Matteo lo miró sin expresión, y dijo con voz profunda:
—Deberías saber por qué ella está reaccionando así.
Si realmente lo sabe, ¿crees que seguirá estando contigo?
Manuel se quedó sin palabras.
—Ella no lo sabrá.
—Si viniste a mí hoy solo para hablar de estas cosas, puedo irme ahora.
Manuel, lo que estás hablando ahora son tonterías.
Si no puedes protegerla, deberías dejarla ir.

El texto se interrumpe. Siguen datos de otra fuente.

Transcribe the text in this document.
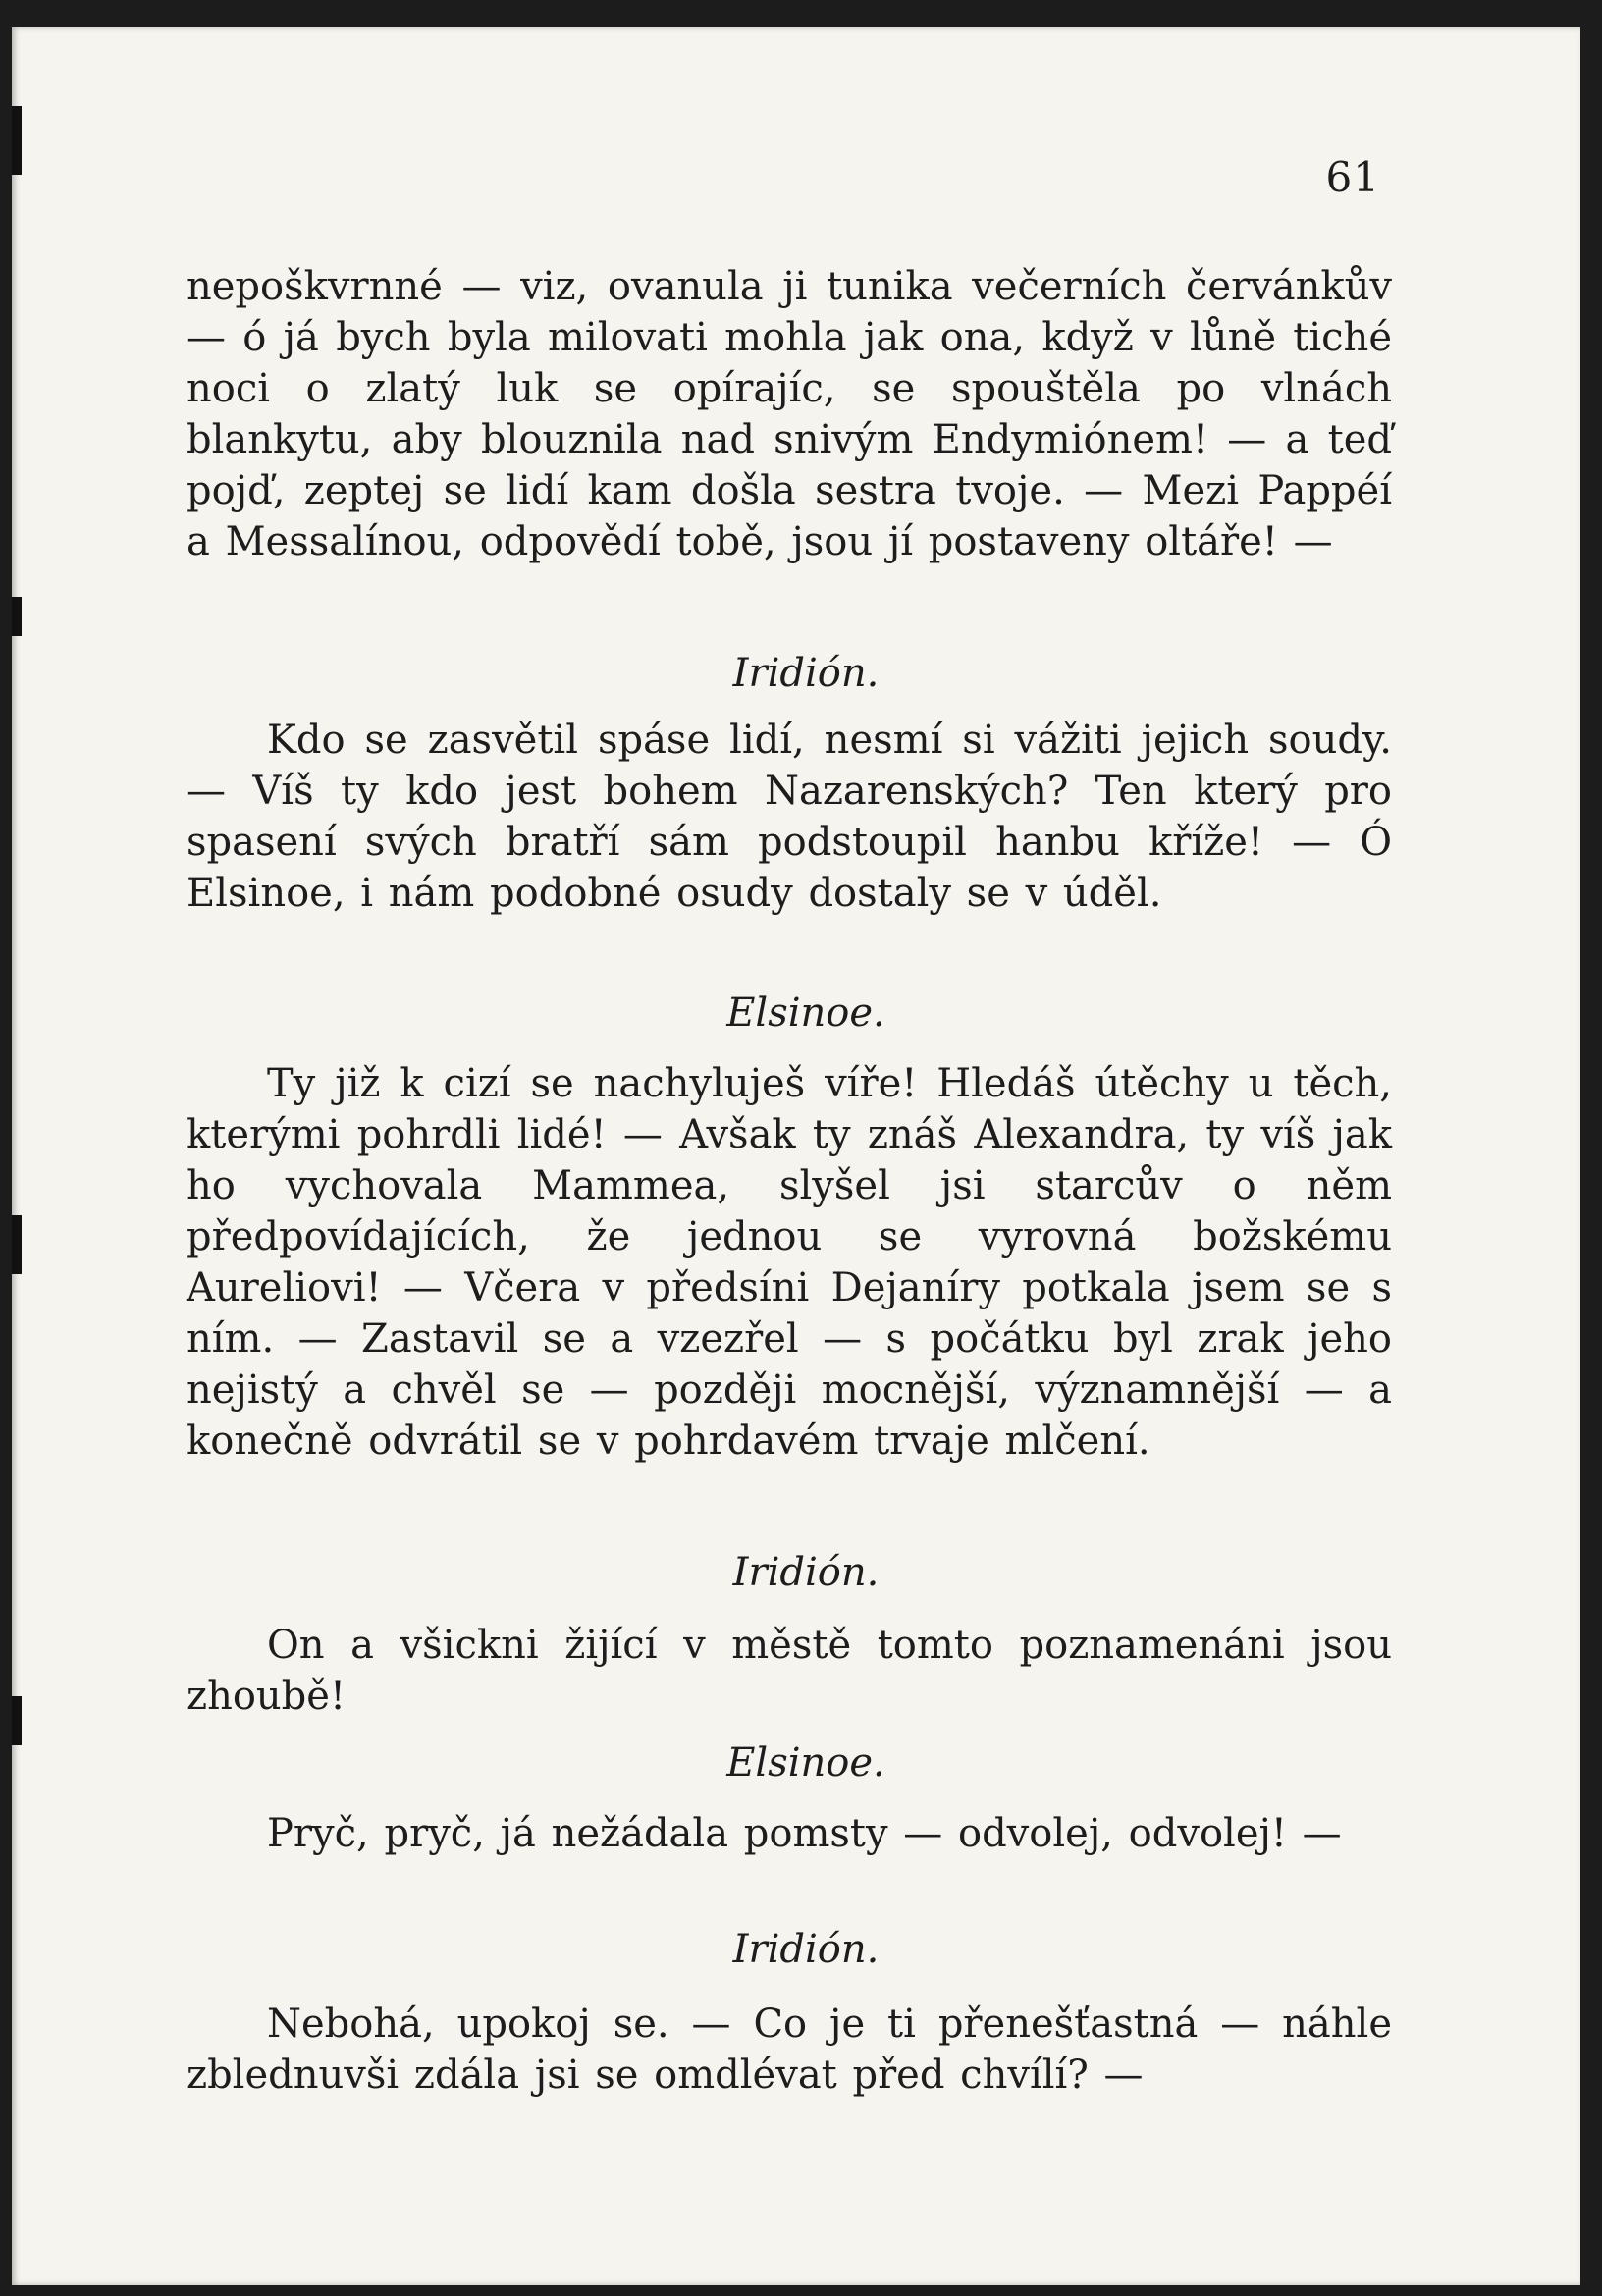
61

nepoškvrnné — viz, ovanula ji tunika večerních červánkův — ó já bych byla milovati mohla jak ona, když v lůně tiché noci o zlatý luk se opírajíc, se spouštěla po vlnách blankytu, aby blouznila nad snivým Endymiónem! — a teď pojď, zeptej se lidí kam došla sestra tvoje. — Mezi Pappéí a Messalínou, odpovědí tobě, jsou jí postaveny oltáře! —

Iridión.

Kdo se zasvětil spáse lidí, nesmí si vážiti jejich soudy. — Víš ty kdo jest bohem Nazarenských? Ten který pro spasení svých bratří sám podstoupil hanbu kříže! — Ó Elsinoe, i nám podobné osudy dostaly se v úděl.

Elsinoe.

Ty již k cizí se nachyluješ víře! Hledáš útěchy u těch, kterými pohrdli lidé! — Avšak ty znáš Alexandra, ty víš jak ho vychovala Mammea, slyšel jsi starcův o něm předpovídajících, že jednou se vyrovná božskému Aureliovi! — Včera v předsíni Dejaníry potkala jsem se s ním. — Zastavil se a vzezřel — s počátku byl zrak jeho nejistý a chvěl se — později mocnější, významnější — a konečně odvrátil se v pohrdavém trvaje mlčení.

Iridión.

On a všickni žijící v městě tomto poznamenáni jsou zhoubě!

Elsinoe.

Pryč, pryč, já nežádala pomsty — odvolej, odvolej! —

Iridión.

Nebohá, upokoj se. — Co je ti přenešťastná — náhle zblednuvši zdála jsi se omdlévat před chvílí? —
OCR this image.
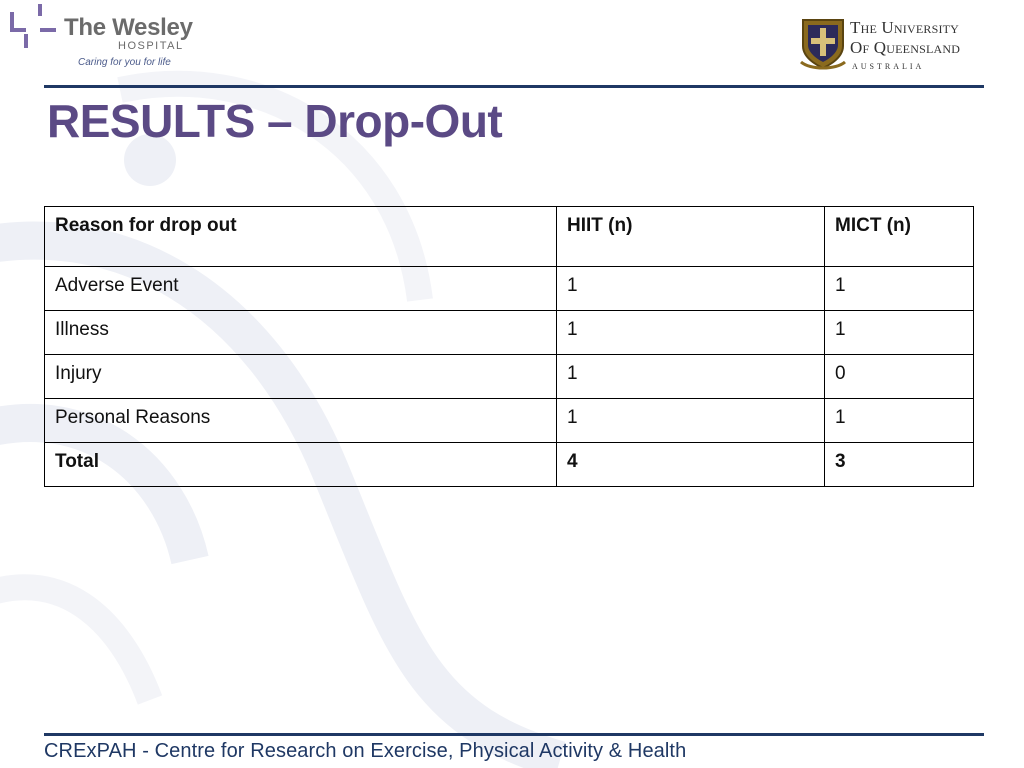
The Wesley
HOSPITAL
Caring for you for life
The University
Of Queensland
AUSTRALIA
RESULTS – Drop-Out
Reason for drop out	HIIT (n)	MICT (n)
Adverse Event	1	1
Illness	1	1
Injury	1	0
Personal Reasons	1	1
Total	4	3
CRExPAH - Centre for Research on Exercise, Physical Activity & Health
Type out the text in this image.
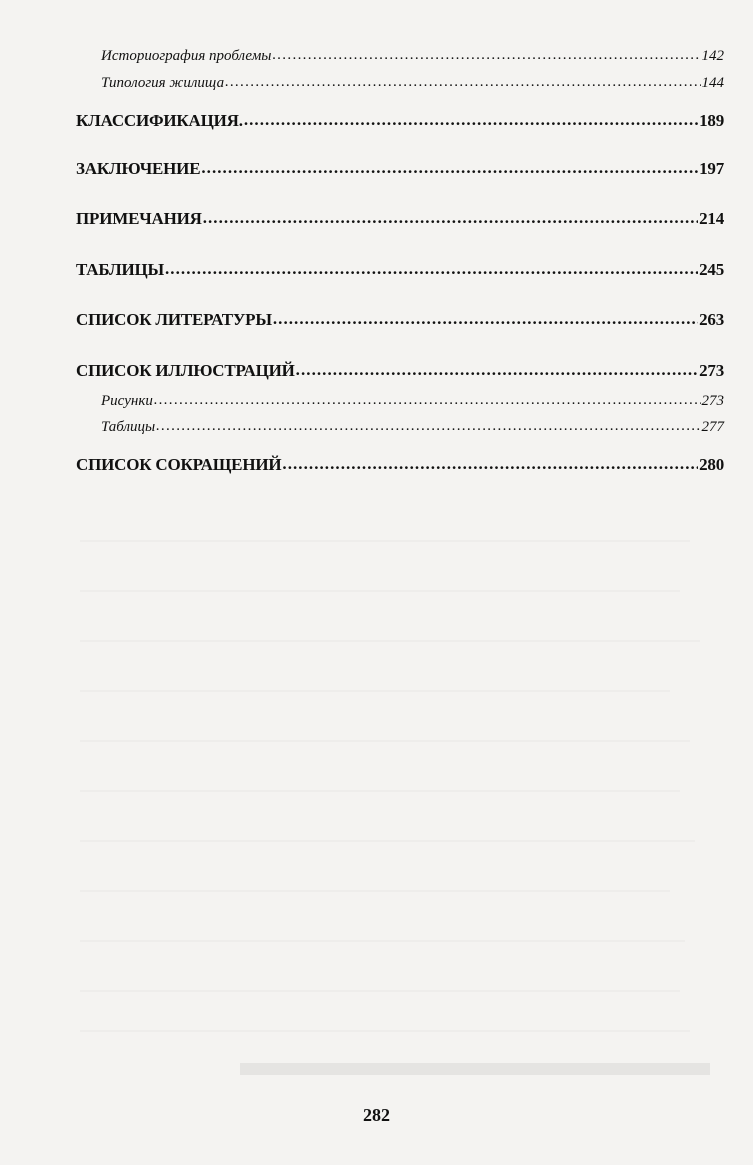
Историография проблемы . . .	142
Типология жилища . . .	144
КЛАССИФИКАЦИЯ. . . .	189
ЗАКЛЮЧЕНИЕ . . .	197
ПРИМЕЧАНИЯ . . .	214
ТАБЛИЦЫ . . .	245
СПИСОК ЛИТЕРАТУРЫ . . .	263
СПИСОК ИЛЛЮСТРАЦИЙ . . .	273
Рисунки . . .	273
Таблицы . . .	277
СПИСОК СОКРАЩЕНИЙ . . .	280
282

Manuel bebió el vino de la copa de un trago.
—¡Puedo!
Te prometo que la protegeré bien.
Lo que pasó antes nunca volverá a pasar.
Matteo se burló:
—He escuchado demasiadas promesas como esta, y no tienen sentido.
Si realmente estás haciendo lo mejor para ella, deberías dejarnos llevarla de vuelta.
Es lo más peligroso para ella estar contigo.
En la cafetería, Ainsley pensó durante mucho tiempo:
—Zane, ¿quieres decir que debería mantenerme alejada?
Zane asintió ligeramente:
—Ya que lo has intentado antes, tantos métodos son inútiles, ¿por qué no probar este?